The doctor urged Gilbert to go to a hospital, even as the self-made billionaire resisted. . . . Adamczyk accompanied Gilbert to [Beaumont] hospital.
"So they basically saved my life — this guy and my wife [Jennifer] — because if I didn't go, it would have been a problem," Gilbert said in an exclusive interview with Crain's. ... "If that artery was blocked more minutes than it was, it would have been much worse."
The office interview four days ago with senior editor Chad Livengood and managing editor Michael Lee is Gilbert's first media sit-down since that ischemic stroke in the right side of his brain nine months ago. His left arm and leg were paralyzed temporarily.
Next Friday at a luncheon in MGM Grand Detroit casino, Gilbert plans to make his first public speech since that health scare, Livengood writes.
He'll be honored with the first Newsmaker Hall of Fame award for his frequent appearances on the list of top Newsmakers in Crain's 35-year history.
The wide-ranging interview, headlined "The day everything changed," has reflections on feeling "trapped in your own body" and on Gilbert's respect for neurological rehabilitation nurses after spending eight weeks last summer at Shirley Ryan AbilityLab in Chicago.

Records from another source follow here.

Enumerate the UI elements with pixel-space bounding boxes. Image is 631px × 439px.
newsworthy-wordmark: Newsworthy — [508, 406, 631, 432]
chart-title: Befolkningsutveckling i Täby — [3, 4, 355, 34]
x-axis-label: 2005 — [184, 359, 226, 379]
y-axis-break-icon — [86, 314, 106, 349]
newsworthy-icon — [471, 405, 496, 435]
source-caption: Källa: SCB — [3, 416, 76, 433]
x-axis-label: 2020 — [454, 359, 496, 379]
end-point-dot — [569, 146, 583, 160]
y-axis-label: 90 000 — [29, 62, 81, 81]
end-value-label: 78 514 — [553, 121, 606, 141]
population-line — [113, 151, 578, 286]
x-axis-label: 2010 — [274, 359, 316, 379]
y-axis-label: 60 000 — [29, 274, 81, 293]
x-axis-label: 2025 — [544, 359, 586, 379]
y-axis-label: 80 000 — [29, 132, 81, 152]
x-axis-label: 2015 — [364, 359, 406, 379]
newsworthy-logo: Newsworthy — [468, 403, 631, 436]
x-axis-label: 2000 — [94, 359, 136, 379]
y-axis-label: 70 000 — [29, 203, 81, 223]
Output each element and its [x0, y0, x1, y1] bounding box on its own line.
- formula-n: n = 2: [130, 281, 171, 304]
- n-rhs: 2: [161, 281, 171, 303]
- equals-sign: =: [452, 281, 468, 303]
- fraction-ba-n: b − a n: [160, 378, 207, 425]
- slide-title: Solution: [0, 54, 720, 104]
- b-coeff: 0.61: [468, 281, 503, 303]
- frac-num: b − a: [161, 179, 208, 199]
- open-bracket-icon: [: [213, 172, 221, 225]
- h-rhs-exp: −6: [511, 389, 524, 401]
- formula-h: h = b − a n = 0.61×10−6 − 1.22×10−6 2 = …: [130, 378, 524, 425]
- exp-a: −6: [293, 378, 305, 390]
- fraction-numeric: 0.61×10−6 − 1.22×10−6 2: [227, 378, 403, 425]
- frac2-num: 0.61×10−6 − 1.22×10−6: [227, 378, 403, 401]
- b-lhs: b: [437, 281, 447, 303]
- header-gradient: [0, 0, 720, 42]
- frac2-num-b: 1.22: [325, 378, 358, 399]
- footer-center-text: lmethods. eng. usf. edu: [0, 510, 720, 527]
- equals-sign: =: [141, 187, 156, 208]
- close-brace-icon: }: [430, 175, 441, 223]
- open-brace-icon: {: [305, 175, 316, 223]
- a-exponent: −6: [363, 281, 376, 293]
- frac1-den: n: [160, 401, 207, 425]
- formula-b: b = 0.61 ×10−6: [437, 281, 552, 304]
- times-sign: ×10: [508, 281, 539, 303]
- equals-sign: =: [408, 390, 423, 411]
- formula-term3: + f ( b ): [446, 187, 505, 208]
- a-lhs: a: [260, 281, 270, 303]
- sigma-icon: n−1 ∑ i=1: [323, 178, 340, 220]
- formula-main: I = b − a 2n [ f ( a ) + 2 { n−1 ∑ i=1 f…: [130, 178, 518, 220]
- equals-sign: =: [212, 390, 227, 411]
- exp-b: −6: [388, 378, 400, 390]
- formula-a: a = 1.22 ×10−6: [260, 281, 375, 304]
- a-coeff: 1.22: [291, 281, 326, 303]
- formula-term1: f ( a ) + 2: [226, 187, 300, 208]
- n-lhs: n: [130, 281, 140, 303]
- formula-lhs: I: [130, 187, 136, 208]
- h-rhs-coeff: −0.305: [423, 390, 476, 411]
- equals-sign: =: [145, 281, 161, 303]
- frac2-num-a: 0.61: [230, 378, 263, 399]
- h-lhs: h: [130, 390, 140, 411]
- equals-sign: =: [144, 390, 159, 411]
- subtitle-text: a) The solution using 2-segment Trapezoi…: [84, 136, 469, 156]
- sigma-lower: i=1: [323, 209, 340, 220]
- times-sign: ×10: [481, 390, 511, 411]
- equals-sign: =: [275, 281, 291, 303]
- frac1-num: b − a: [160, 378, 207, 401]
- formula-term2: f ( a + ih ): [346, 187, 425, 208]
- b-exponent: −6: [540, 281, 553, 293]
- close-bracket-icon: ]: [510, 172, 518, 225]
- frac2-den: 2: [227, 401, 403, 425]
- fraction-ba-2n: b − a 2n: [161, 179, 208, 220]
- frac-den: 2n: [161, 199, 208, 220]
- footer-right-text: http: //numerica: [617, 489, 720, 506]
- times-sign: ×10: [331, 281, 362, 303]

"The hardest-working people in the world are these nurses and nurse assistants," Gilbert said. "I have no idea what they get paid, but I'm certain they're underpaid — because you can't pay them enough.
"I mean, none of us would do for 20 minutes what they do nine hours a day every day of the week," he added.
He also lists two other signs of a possible stroke, besides double vision: face drooping and arm weakness or numbness.